Google celebrates a genre of Regional Mexican music Mariachi with a video Doodle on November 24, 2020. It is a quintessential element of Mexico’s rich cultural heritage: the musical genre of Mariachi.
What is Mariachi?
Mariachi is a genre of Regional Mexican music that goes back to at least the eighteenth century, developing over time in the countryside of different regions of western Mexico.

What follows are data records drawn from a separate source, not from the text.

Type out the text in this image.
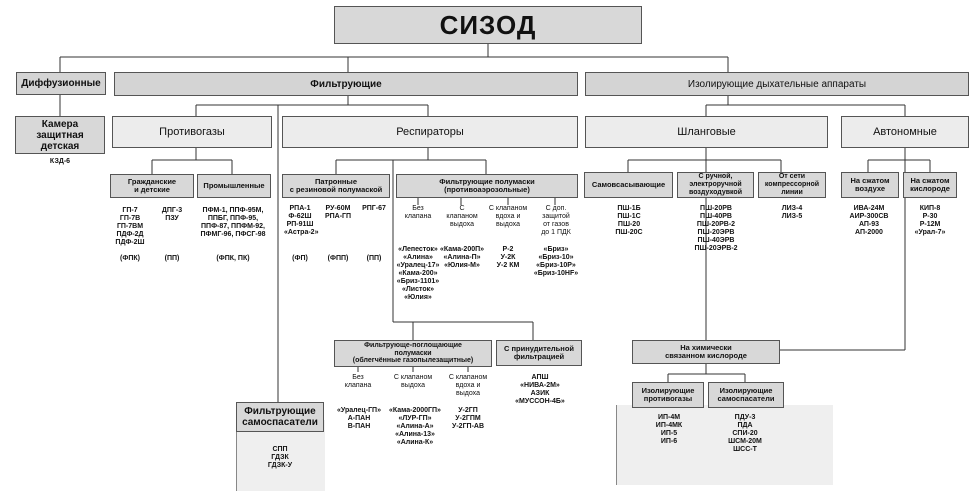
СИЗОД
Диффузионные	Фильтрующие	Изолирующие дыхательные аппараты
Камера
защитная
детская
КЗД-6
Противогазы	Респираторы
Гражданские
и детские	Промышленные
ГП-7
ГП-7В
ГП-7ВМ
ПДФ-2Д
ПДФ-2Ш
ДПГ-3
ПЗУ
(ФПК)	(ПП)
ПФМ-1, ППФ-95М,
ППБГ, ППФ-95,
ППФ-87, ППФМ-92,
ПФМГ-96, ПФСГ-98
(ФПК, ПК)
Патронные
с резиновой полумаской
Фильтрующие полумаски
(противоаэрозольные)
РПА-1
Ф-62Ш
РП-91Ш
«Астра-2»
РУ-60М
РПА-ГП
РПГ-67
(ФП)	(ФПП)	(ПП)
Без
клапана
С
клапаном
выдоха
С клапаном
вдоха и
выдоха
С доп.
защитой
от газов
до 1 ПДК
«Лепесток»
«Алина»
«Уралец-17»
«Кама-200»
«Бриз-1101»
«Листок»
«Юлия»
«Кама-200П»
«Алина-П»
«Юлия-М»
Р-2
У-2К
У-2 КМ
«Бриз»
«Бриз-10»
«Бриз-10Р»
«Бриз-10НF»
Фильтрующе-поглощающие
полумаски
(облегчённые газопылезащитные)
С принудительной
фильтрацией
АПШ
«НИВА-2М»
АЗИК
«МУССОН-4Б»
Без
клапана
С клапаном
выдоха
С клапаном
вдоха и
выдоха
«Уралец-ГП»
А-ПАН
В-ПАН
«Кама-2000ГП»
«ЛУР-ГП»
«Алина-А»
«Алина-13»
«Алина-К»
У-2ГП
У-2ГПМ
У-2ГП-АВ
Фильтрующие
самоспасатели
СПП
ГДЗК
ГДЗК-У
Шланговые	Автономные
Самовсасывающие
С ручной,
электроручной
воздуходувкой
От сети
компрессорной
линии
На сжатом
воздухе
На сжатом
кислороде
ПШ-1Б
ПШ-1С
ПШ-20
ПШ-20С
ПШ-20РВ
ПШ-40РВ
ПШ-20РВ-2
ПШ-20ЭРВ
ПШ-40ЭРВ
ПШ-20ЭРВ-2
ЛИЗ-4
ЛИЗ-5
ИВА-24М
АИР-300СВ
АП-93
АП-2000
КИП-8
Р-30
Р-12М
«Урал-7»
На химически
связанном кислороде
Изолирующие
противогазы
Изолирующие
самоспасатели
ИП-4М
ИП-4МК
ИП-5
ИП-6
ПДУ-3
ПДА
СПИ-20
ШСМ-20М
ШСС-Т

The typical mariachi group today comprises upwards of eight violins, two trumpets and a minimum of one guitar, including a high-pitched vihuela and an acoustic bass guitar called a guitarrón, and all players alternating singing lead and doing backup vocals.
From the nineteenth to twentieth century, relocations from rural territories into Guadalajara, alongside the Mexican government’s cultural promotion step by step re-marked it as Son style, with its elective name of “Mariachi” becoming used for the “urban” form.
Changes in the music incorporate impacts from other music, for example, polkas and waltzes, the expansion of trumpets, and the utilization of charro outfits by mariachi musicians. The musical style started to take on national prominence in the first half of the twentieth century, with its promotion at presidential introductions and on the radio during the 1920s.
In 2011, UNESCO perceived Mariachi as an Intangible Cultural Heritage, joining six different entries on the Mexican list of that category.
Song styles and instrumentals performed with mariachi incorporate rancheras, corridos, cumbias, boleros, ballads, sones, huapangos, jarabes, danzones, joropos, pasodobles, marches, polkas, waltzes, and chotís.
Most song lyrics are about machismo, love, betrayal, death, politics, revolutionary heroes, and country life.
Strangely, history isn’t 100% certain about the actual origin of “mariachi” or even of the exact source of the music we know today as mariachi. A few traditions place their roots in Jalisco, a state situated in western Mexico, particularly as the mariachi style depended on the previous genre of “son jalisciense.”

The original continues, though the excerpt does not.